いまから約五十年前に構想された《Island Eye Island Ear》という風変わりな題名を持つパフォーマンスが目指したのは、島内に張り巡らされたサウンド・ビームや霧の変化を通じて、それ自体として見たり聞いたりすることのできない「風」を観客が間接的に見聞きすることでした。十年越しの努力にも関わらず実現に至らなかったこの計画は、しかしながら多くの豊かな副産物を生み出しました。

最近になって、当時のプロジェクト・メンバーとともにこの未完のパフォーマンスの実現可能性を再度考えはじめました。三年前にスウェーデンの孤島を再訪したことが思わぬ形で日本でのイベントに繋がり、そのイベントの予想外の帰結として札幌を拠点に三年越しのプロジェクトをはじめることになりました。
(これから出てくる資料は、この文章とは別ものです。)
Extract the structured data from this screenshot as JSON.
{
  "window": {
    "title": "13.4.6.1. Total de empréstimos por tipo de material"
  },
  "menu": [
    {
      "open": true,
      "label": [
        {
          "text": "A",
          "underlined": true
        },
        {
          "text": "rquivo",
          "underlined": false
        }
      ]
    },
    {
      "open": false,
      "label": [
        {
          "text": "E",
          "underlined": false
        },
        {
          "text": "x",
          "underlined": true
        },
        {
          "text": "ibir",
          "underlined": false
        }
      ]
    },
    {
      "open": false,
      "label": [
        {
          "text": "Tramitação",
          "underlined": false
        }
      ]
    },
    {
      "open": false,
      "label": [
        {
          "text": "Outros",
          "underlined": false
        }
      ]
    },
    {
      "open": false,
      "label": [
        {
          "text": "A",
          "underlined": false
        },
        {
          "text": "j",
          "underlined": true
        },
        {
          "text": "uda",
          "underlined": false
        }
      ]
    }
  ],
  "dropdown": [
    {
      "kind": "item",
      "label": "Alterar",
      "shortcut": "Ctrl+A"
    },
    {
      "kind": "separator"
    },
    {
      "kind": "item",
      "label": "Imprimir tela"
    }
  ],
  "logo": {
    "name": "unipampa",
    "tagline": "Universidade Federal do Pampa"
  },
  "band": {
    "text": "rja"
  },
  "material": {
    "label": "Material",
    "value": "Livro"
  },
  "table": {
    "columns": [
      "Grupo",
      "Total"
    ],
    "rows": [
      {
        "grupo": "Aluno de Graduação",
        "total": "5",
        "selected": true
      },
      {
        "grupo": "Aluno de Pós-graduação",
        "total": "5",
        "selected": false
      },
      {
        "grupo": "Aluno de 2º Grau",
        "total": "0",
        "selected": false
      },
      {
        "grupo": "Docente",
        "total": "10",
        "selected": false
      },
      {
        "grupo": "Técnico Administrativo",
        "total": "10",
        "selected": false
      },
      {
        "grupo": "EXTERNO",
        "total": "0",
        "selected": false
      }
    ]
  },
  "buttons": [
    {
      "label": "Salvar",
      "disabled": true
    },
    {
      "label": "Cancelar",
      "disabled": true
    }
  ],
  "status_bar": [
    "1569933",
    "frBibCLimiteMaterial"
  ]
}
いつしか、一度も上演されなかった幻の作品の実現を追い求めることが生み出す副産物の連鎖自体が《Island Eye Island Ear》という息の長いパフォーマンスの本性だという気がしてきました。そもそもチュードアたちが半世紀前に追い求めた「隠れた自然=本性(occult nature)」が知覚の周縁においてのみ露わになるある種の副作用だったとすれば、サイド・プロジェクトほどその再考にふさわしい上演形態はないのかもしれません。